When I was broke, or I should rather say when I am broke, (because just last week I sold a couple of things on the Second-hand Grahamstown Facebook group) instead of living off noodles—or worst case scenario, water and thin air— I walk over to my wardrobe and reassess which items of clothing I suddenly could live without.
I used to be the biggest hoarder. Spring cleaning was a swear word and when my mother pointed out a dress from two summers ago that I could no longer get into, hinting that perhaps it was time to part with it, I was always ready with a reason why that could never happen. “It holds too many memories,” was my pathetic excuse, and then I would mumble my intentions of immortalizing it into a top or skirt. The pile of old denim at the bottom of my cupboard? Oh, they were awaiting surgery too: their transformation from jeans to shorts, bags, or…the list of inventions is exhaustible. Pinterest is my best friend.
I can safely say thrift shopping (and selling) has saved me from my horrible hoarding habits. My new motto now is: “You can only wear one thing at a time” and “If you haven’t worn it in the last three months, you won’t miss it, so why not make some money off it.” Thrifting has enabled me to not only keep my wardrobe bursting with freshness on a student budget, but it has also helped me find my own personal style by getting creative with my looks.
But that’s not all it’s done. It’s reminded me of the historical and cultural significance of clothes, and how over and above their functionality and ‘fashionableness’, they are a currency. A social currency, an economical currency, and a physical currency. Thrift shops survive because fashion evolves and clothing is and has always been an investment. That’s why a Valentino silk blouse selling for R70 is still a totally insane bargain twenty-something years later, and why wool coats are still worth an investment even if they’ve come off the back of a seventy-something-year-old lady.
Fashion may fade, but there are certain styles that are timeless. And for all the faded fashions that do find their flame again, and all the people and styles that don’t follow mainstream trends, that’s where thrift shops serve their purpose.
Clothes as currency is a blog series that seeks to capture the beauty, authenticity and unique function of thrifting as a cultural phenomenon.
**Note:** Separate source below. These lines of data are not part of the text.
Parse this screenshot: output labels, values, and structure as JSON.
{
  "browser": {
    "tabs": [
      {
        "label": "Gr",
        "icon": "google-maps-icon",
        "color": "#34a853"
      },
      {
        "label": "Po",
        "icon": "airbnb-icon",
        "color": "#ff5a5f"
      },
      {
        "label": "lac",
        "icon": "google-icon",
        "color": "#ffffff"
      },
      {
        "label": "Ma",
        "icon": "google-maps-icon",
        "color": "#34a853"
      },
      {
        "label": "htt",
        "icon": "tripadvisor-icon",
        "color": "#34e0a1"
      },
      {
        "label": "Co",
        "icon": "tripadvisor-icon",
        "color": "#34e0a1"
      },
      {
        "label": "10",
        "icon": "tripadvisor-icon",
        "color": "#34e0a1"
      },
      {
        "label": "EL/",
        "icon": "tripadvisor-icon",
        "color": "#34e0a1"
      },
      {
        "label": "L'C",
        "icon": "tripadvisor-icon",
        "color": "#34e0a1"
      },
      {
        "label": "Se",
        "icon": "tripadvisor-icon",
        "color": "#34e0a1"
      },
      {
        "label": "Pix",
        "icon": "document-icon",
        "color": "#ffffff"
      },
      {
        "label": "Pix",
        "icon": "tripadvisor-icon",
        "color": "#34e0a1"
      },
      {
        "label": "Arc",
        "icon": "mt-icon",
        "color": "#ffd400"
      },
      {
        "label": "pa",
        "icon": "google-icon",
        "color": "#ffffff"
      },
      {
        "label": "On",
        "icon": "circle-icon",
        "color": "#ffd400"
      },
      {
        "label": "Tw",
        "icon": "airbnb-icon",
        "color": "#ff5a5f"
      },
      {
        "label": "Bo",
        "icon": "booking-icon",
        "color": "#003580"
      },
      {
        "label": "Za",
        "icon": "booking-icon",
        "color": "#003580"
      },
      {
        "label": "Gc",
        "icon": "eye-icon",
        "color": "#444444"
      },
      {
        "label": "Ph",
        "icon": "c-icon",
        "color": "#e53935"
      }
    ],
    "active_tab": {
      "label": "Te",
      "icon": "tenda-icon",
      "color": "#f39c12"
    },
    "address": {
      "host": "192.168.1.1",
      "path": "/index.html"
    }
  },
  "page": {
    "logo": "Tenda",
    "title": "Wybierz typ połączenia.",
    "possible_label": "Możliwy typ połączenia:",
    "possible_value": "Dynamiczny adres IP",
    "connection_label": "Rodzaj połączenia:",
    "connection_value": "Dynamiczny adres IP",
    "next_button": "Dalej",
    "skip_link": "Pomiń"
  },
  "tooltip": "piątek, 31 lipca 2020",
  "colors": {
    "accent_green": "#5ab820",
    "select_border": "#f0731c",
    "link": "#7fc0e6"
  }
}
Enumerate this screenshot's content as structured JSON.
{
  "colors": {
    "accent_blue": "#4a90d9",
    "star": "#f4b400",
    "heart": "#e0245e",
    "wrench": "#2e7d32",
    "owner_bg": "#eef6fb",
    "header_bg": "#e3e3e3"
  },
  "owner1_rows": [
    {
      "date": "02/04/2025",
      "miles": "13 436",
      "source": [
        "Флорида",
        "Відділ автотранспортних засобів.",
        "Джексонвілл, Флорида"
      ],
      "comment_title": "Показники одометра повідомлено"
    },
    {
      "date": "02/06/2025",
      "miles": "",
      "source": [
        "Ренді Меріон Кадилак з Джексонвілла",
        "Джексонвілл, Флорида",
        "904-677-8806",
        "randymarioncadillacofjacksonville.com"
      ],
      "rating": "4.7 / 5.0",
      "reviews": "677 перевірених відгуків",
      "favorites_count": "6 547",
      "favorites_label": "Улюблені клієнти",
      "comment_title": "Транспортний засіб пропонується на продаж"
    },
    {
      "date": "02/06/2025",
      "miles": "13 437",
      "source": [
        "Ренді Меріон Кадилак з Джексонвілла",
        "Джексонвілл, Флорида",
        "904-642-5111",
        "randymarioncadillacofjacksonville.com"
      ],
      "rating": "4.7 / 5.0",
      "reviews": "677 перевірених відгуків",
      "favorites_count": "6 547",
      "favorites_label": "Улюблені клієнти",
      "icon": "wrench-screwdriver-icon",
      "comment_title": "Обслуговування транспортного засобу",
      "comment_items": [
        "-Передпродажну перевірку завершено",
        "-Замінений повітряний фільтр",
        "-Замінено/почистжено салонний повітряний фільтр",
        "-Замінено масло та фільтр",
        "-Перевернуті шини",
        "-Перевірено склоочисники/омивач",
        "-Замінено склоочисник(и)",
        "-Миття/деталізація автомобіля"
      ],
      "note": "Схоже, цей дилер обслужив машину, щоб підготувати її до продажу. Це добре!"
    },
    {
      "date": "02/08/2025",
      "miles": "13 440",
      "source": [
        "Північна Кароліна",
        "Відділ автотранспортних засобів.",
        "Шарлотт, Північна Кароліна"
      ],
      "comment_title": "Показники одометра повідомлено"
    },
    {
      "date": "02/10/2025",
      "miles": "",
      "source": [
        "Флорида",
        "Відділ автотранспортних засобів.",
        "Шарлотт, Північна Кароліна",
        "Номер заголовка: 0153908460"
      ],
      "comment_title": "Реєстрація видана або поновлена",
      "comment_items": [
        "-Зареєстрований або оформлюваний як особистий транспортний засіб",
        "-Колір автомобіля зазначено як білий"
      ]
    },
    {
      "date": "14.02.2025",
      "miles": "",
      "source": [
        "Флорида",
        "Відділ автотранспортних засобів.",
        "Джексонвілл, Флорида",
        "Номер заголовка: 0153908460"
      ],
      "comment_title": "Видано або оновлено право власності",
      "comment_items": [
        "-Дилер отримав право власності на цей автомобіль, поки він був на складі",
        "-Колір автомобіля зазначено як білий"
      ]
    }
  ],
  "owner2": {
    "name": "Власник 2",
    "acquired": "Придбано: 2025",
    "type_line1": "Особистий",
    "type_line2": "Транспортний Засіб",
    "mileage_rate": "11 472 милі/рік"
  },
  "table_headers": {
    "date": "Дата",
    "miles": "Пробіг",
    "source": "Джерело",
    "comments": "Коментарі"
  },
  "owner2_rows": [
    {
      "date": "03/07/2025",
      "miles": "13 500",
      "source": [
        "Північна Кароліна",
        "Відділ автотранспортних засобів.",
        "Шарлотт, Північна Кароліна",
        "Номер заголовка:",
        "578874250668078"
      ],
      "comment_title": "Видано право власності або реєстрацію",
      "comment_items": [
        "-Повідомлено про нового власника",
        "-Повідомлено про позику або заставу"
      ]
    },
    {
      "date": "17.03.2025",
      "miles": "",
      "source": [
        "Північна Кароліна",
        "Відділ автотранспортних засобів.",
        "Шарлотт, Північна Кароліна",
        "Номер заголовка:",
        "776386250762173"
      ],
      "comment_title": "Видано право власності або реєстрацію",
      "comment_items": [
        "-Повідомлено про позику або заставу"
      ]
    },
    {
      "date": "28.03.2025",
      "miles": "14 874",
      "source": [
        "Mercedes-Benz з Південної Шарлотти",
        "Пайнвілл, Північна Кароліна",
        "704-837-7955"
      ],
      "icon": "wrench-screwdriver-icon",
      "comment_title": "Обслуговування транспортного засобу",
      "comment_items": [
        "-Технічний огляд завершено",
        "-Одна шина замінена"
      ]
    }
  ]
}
If you’re a fellow thrifter I hope you’ll enjoy it and be able to relate. And if you, like my former self, are a bit apprehensive about the whole thing and you’re still stuck on the paradox in my statement two paragraphs up— questioning the validity of how ‘updated’ and ‘fresh’ my wardrobe really is if I’m buying old clothes I hear you too. But I’m hoping this series will change your mind, or at the very least, win over some of your respect for the phenomenon that is thrift shopping.
In the meantime, I’m going to go “pop some tags,” if anyone wants to join me?